National Football Post has the breakdown. First of all, if we can’t include de-escalators in the next version of Madden, I will be very disappointed. But, to the point. Is this a good contract or not?
If everything works his way, he’s the second highest paid player in football by average salary. That’s a pretty sizeable chunk of change. Now, the various intricacies mean he won’t see all of that, of course, and the 49ers have done themselves a tremendous service by building the contract this way. They are protected if he falls flat on his face, and if he succeeds, then he’ll be amply compensated.
The first thing I thought of was Joe Flacco’s contract. I wasn’t the first person to think of it, but thankfully, Jamison Hensley was the first, and all he cared about was the money.
What I wanted to find out was, exactly how good are these QBs? Are they going to be worth the cash?
Here’s Joe Flacco:
And here’s Colin Kaepernick:
Let’s begin with something that will make me sound like a total n00b. I had no idea Kaepernick had only played in the NFL for three seasons. Now that I’ve totally lost all credibility, I’m going to move forward. The big difference between the 2013 of Kaepernick and Flacco is described in three letters: I-N-T. Flacco’s interception rate was the highest of his career, and double Kaepernick’s. Kaepernick obviously had the superior 2013. But let’s take a look at some more advanced stats to see their careers and what they do well (and not so well) as QBs.
Flacco first, again:
Okay. Wow, that makes the INTs stand out even more for Flacco. In fact, he was below league average in every single statistic you can think of for a QB. The only stat Flacco didn’t set a career low in was sack %. But look at the one number he set a career high in: attempts. Flacco clearly missed Ray Rice, it seems, as did the Ravens as a whole. The one upside from last year: he was healthy (again). Overall, his career marks have been in favor of yardage over completion percentage — he was billed as “throw ball far” coming out of college, so that makes sense — and, until last year, avoiding INTs. I would be willing to bet Flacco will bounce back, even if it’s a dead cat bounce.
We have less information on Kaepernick, but damn, that is one fine 2013 season. He was virtually perfect at everything except Completion % and getting sacked. He even scrambles!

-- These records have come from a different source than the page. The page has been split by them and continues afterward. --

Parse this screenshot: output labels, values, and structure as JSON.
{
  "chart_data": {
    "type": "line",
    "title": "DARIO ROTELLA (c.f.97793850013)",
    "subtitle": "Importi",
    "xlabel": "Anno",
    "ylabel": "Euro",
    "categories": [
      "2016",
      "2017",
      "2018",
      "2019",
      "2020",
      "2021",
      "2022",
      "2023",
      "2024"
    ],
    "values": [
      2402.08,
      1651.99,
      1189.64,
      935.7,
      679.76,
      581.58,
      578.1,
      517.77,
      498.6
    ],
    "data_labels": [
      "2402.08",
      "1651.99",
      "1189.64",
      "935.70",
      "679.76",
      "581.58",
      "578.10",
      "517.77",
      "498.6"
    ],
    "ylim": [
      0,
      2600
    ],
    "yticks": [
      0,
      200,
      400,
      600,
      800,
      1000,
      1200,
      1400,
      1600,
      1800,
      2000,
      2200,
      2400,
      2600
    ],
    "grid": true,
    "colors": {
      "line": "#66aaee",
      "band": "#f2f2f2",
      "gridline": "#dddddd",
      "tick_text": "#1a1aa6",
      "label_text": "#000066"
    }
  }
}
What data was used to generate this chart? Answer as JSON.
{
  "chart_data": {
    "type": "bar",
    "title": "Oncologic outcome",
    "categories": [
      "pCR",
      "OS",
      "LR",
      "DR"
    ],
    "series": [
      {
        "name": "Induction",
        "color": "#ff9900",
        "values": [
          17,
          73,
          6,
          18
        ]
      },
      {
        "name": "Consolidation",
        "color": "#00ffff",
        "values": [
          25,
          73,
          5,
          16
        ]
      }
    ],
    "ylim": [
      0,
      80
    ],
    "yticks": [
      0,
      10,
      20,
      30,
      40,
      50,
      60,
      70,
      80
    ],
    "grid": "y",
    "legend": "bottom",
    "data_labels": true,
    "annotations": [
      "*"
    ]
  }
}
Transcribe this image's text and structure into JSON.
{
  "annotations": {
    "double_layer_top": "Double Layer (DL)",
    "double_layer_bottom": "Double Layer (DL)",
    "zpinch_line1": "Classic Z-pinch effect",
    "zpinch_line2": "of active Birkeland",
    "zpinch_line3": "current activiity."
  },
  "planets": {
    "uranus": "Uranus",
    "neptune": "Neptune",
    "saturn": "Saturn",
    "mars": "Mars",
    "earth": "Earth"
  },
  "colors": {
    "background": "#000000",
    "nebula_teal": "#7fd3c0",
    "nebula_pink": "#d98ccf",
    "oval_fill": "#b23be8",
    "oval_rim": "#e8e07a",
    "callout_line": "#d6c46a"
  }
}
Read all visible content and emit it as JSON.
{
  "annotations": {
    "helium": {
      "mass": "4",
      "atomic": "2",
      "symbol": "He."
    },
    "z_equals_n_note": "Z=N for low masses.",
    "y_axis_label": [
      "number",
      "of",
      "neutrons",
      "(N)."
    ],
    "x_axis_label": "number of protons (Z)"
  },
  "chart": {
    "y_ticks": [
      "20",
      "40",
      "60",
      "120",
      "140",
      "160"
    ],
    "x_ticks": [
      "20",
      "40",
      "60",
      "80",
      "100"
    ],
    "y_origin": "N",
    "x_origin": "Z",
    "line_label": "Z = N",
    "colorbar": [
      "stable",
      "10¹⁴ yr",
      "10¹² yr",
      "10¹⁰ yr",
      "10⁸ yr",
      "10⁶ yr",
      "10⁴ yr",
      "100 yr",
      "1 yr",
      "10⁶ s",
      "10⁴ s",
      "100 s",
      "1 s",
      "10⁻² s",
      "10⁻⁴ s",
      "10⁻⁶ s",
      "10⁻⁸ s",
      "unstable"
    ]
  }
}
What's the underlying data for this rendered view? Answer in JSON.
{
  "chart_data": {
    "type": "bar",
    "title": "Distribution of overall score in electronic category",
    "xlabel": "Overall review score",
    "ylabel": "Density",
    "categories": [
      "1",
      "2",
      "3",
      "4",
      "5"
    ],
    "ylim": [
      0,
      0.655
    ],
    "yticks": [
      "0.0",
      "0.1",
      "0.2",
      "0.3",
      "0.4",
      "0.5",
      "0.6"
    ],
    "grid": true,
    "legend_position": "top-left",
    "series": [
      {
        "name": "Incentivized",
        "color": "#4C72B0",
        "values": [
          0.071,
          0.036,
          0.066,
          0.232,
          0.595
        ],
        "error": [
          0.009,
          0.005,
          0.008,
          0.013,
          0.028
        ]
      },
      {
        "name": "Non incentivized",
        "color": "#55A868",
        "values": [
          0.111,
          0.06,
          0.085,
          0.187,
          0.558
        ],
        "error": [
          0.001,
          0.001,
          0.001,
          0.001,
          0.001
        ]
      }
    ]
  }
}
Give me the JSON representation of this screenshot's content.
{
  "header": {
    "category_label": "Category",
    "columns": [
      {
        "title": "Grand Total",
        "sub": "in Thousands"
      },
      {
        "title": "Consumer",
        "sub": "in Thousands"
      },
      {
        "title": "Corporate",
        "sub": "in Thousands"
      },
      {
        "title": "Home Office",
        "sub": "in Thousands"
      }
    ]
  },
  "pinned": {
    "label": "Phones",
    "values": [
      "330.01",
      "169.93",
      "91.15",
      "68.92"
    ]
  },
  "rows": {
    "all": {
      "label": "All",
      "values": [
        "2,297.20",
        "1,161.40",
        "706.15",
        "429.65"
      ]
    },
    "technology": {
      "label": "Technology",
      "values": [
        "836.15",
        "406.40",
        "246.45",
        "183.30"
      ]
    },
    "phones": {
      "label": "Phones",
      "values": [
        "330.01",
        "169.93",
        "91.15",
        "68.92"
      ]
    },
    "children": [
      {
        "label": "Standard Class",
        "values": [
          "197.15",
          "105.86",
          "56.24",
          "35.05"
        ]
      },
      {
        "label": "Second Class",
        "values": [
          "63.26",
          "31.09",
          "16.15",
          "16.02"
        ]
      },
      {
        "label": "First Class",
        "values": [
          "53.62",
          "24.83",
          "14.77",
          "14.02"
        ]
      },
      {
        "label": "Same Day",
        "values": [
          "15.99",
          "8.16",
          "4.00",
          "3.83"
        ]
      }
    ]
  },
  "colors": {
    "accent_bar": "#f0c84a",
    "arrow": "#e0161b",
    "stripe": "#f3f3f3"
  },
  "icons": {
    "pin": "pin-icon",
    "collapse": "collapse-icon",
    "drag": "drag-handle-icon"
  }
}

He had one more fumble than Flacco — in about four times as many attempts. Impressive stuff.
Okay, let’s bring it all home. What does this mean?
1) Flacco’s contract already looks bad. Really bad. Even at his very best, Flacco wasn’t justifying that salary, and if he doesn’t regress towards the mean in a big way… ouch.
2) Kaepernick’s is still riskier, in the sense that we have less data on him. But the 49ers built in so many protections that I think they’ll be okay.